Magazine article USA TODAY

Finding - and Bringing Home - the Child Who Is Right for You

Article excerpt


ADOPTION has changed. The process that once seemed cold, secretive, and formal has been transformed. Sure, adoptive parents still must deal with waiting lists, reams of legal paperwork, and visits from social workers, but the heartening truth is that the entire process has become faster, less costly, and more open and human. While there are many reasons for this friendlier new face of adoption, one of the biggest undoubtedly is the Internet. The world of hard drives, URLs, and bandwidth can yield a decidedly untechnical result: a deeply cherished bundle of joy.

Successful adoptions are all about information, communication, and resources, and that makes the Internet a natural tool for bringing families together. In the past several years, the adoption community has developed a substantial presence on the Internet. It has connected adoptive parents to agencies and facilitators, lawyers, and social workers, creating a thriving online community of adoption professionals and enthusiasts. Cyberspace now is filled with countless "hotlinks," online adoption resources that range from private and public agencies, to chat rooms, to birth mother profiles, to attorneys. Without the Internet, many thousands of families would not have found the children who have made each of their lives wonderfully complete.

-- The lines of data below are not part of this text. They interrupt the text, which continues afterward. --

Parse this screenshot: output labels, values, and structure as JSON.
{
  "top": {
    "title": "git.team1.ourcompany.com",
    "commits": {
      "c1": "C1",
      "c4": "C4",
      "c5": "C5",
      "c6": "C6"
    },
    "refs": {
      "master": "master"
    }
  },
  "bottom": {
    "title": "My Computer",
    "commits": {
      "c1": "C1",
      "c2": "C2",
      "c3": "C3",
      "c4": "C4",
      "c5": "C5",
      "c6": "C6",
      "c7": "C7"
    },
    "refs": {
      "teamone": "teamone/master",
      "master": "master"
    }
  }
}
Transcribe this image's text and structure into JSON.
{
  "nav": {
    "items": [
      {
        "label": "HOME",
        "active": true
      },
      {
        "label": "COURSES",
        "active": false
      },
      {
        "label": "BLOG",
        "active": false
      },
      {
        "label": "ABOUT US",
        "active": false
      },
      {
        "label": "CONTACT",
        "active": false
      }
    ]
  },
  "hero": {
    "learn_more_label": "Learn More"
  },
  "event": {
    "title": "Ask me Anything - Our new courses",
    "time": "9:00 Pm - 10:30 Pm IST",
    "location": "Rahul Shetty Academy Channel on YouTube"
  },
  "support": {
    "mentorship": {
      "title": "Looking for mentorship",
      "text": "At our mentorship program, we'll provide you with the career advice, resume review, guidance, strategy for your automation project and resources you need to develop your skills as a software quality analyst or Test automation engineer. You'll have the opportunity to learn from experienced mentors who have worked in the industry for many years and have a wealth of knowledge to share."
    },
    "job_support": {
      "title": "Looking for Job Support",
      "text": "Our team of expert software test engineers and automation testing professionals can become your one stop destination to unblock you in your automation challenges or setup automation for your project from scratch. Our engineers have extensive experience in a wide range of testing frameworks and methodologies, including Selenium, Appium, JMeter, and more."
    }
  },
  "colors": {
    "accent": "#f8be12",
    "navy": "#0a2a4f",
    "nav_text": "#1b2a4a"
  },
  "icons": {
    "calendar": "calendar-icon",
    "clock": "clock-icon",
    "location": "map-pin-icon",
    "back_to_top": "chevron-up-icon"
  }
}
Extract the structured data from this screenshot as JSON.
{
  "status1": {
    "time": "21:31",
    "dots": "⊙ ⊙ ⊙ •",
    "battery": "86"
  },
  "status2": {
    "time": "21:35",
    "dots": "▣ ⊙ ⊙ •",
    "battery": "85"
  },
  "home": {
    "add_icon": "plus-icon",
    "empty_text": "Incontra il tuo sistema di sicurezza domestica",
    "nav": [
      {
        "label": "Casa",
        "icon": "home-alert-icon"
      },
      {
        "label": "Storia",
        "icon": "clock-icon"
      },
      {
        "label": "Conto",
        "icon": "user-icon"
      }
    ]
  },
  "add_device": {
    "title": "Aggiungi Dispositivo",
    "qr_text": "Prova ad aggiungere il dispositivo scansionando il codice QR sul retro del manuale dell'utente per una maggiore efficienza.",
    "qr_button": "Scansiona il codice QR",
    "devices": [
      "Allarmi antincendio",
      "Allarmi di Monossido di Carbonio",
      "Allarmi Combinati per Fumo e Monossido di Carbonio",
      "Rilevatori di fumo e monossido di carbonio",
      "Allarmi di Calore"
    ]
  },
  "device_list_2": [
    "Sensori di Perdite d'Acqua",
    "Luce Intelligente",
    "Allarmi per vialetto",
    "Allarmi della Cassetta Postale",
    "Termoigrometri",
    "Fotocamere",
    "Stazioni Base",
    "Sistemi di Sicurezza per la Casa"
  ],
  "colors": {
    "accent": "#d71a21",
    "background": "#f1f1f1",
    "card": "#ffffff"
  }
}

Yet, beyond the Internet, there are a number of simple techniques to help improve the odds of finding--and bringing home--the "right" child. For example, do not let "reclaim" fears hold you back. It is a common belief, reinforced by media sensationalizing, that a birth mother can come back during the child's life and reclaim her offspring. If the adoption is legal (no fraud nor duress), then it is irrevocable. However, for a period of time after the birth, as set by state law, the biological mother may decline to sign papers relinquishing parental tights to her child, an act known as reclaim. In ' Washington State, she has 48 hours; in California, 36 days; and, in some states, six months. Do your research; choose a good adoption professional (who knows the red flags); and make certain the adoption is legal and aboveboard.

If at all possible, consider open adoption--in which the birth parents may select the adoptive family and sometimes have contact with the child afterward--as it is healthier for everyone involved. The birth parents will be satisfied that they made the correct choice, and the adoptive parents will have access to the medical information necessary to raise their child safely. The level of contact the birth parents have with their offspring can vary. It may be the exchanging of photos, e-mails, and letters, or having more direct contact, such as telephone calls, or, in some cases, getting together on occasion.

In writing your Dear Birth Mother letter, speak from the heart. Your adoptive parent profile has to sketch an intriguing and truthful portrait of who you are and the kind of parent you will be. For instance, when you tell about your childhood, the birth mother wants to know what you learned that made you into the person you are, the parent you will be: the morning you saved the life of a sparrow fallen from its nest; or the time you broke your mother's favorite cookie jar and she responded not with anger, but with love and a kiss. You will want to cover the essential topics: life in your home; the people in your family; the fun things you do; and your ideas about parenting. Share yourself with your birth mother. She will appreciate it.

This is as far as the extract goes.